Le dossier Garvey vs Sélassié est complexe justement parce qu’il mêle politique, religion, économie et géostratégie. Voici les raisons principales.

  • Sélassié était-il allié de l’Europe ? Oui. Membre de la Société des Nations (1923), décorations européennes (Ordre de la Jarretière, Ordre de Charles III). Mais trahi par l’Europe quand Mussolini envahit (1935).
  • La France et le Royaume-Uni ont-ils trahi Sélassié ? Oui. Ils autorisent Mussolini à occuper l’Éthiopie en échange de son engagement à contenir Hitler. Sélassié est un pion dans le jeu européen.
  • Leonard Howell a-t-il été réprimé ? Oui. Arrêté en décembre 1933 pour sédition, condamné à 2 ans de prison en mars 1934. Emprisonné 3 ans entre 1934 et 1939, dont 1 an à l’hôpital psychiatrique de Bellevue.
  • Le rastafarisme était-il une menace pour le pouvoir colonial ? Oui. Howell prêche allégeance à Sélassié, pas au roi d’Angleterre Georges V. Dans la Jamaïque de 1934, reconnaître l’autorité d’un empereur noir, c’est refuser celle du roi blanc.
  • Pourquoi Garvey a-t-il été déporté ? Répression politique. Garvey est arrêté en 1922 pour fraude postale, condamné à 5 ans, déporté en Jamaïque en 1927. Les États-Unis ne veulent pas d’un Noir qui prône l’indépendance économique noire.
  • Pourquoi Sélassié a-t-il été divinisé par les rastafaris ? Symbole puissant. Couronnement fastueux (1930), résistance contre Mussolini (1935-1941), discours à la Ligue des Nations (1936). Bob Marley et les artistes rastafaris ont diffusé son image comme Jah (Dieu).
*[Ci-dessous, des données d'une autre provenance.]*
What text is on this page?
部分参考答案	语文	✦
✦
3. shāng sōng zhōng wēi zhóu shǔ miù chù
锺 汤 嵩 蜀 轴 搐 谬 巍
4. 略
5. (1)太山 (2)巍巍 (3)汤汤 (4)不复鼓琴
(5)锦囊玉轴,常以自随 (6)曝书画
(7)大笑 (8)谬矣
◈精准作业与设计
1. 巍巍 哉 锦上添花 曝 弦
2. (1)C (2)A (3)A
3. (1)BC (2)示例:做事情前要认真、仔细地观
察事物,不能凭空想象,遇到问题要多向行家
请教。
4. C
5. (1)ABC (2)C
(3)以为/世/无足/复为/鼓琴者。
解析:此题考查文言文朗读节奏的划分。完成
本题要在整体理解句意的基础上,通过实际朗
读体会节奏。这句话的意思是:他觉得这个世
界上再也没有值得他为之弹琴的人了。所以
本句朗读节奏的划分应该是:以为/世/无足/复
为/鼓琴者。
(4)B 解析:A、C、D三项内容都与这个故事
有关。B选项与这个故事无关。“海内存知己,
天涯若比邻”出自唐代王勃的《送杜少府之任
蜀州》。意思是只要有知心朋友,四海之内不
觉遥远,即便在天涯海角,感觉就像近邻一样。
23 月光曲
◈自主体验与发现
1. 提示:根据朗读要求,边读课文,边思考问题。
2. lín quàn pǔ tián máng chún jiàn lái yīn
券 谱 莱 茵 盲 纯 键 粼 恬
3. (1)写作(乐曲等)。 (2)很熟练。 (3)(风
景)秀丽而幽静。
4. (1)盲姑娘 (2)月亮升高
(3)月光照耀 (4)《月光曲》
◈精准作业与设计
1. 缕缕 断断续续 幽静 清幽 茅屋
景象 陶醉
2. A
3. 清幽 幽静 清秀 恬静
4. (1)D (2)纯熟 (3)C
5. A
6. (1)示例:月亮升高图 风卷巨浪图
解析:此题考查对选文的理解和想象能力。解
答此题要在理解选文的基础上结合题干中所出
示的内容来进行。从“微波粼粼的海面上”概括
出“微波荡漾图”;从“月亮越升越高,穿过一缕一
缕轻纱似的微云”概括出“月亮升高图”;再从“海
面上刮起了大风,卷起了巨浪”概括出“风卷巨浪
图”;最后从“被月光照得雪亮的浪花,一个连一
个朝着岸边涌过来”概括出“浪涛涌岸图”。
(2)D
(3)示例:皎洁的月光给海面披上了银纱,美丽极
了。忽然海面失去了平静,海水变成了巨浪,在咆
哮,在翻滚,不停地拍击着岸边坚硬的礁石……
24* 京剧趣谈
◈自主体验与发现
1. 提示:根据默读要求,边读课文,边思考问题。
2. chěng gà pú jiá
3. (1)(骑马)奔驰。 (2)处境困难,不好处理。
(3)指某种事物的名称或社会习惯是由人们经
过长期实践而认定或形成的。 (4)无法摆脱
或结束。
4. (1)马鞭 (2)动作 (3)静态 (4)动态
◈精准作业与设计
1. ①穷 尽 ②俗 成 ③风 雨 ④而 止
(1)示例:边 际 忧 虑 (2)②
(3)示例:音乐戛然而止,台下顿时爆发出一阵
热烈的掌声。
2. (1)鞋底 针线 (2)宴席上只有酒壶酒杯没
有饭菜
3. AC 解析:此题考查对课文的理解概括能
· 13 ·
  • Garvey a-t-il influencé Malcolm X ? Oui. Le père de Malcolm X est un adepte convaincu de Garvey. Malcolm X dit : « the image of [his father] that made me proudest was his crusading and militant campaigning with the words of Marcus Garvey ».
  • Faut-il être en colère contre Sélassié ? Non. Mieux vaut rester lucide et malin. Comprendre pourquoi Sélassié a été divinisé. Et choisir ses héros en conséquence. Garvey a eu les idées. Sélassié a eu le pouvoir. Et l’histoire a choisi le pouvoir. Pas les idées.

Le plus sain reste de croiser les sources, de vérifier les publications et de refuser les raccourcis. C’est comme ça qu’on évite de se faire embarquer par une narration trop belle pour être vraie.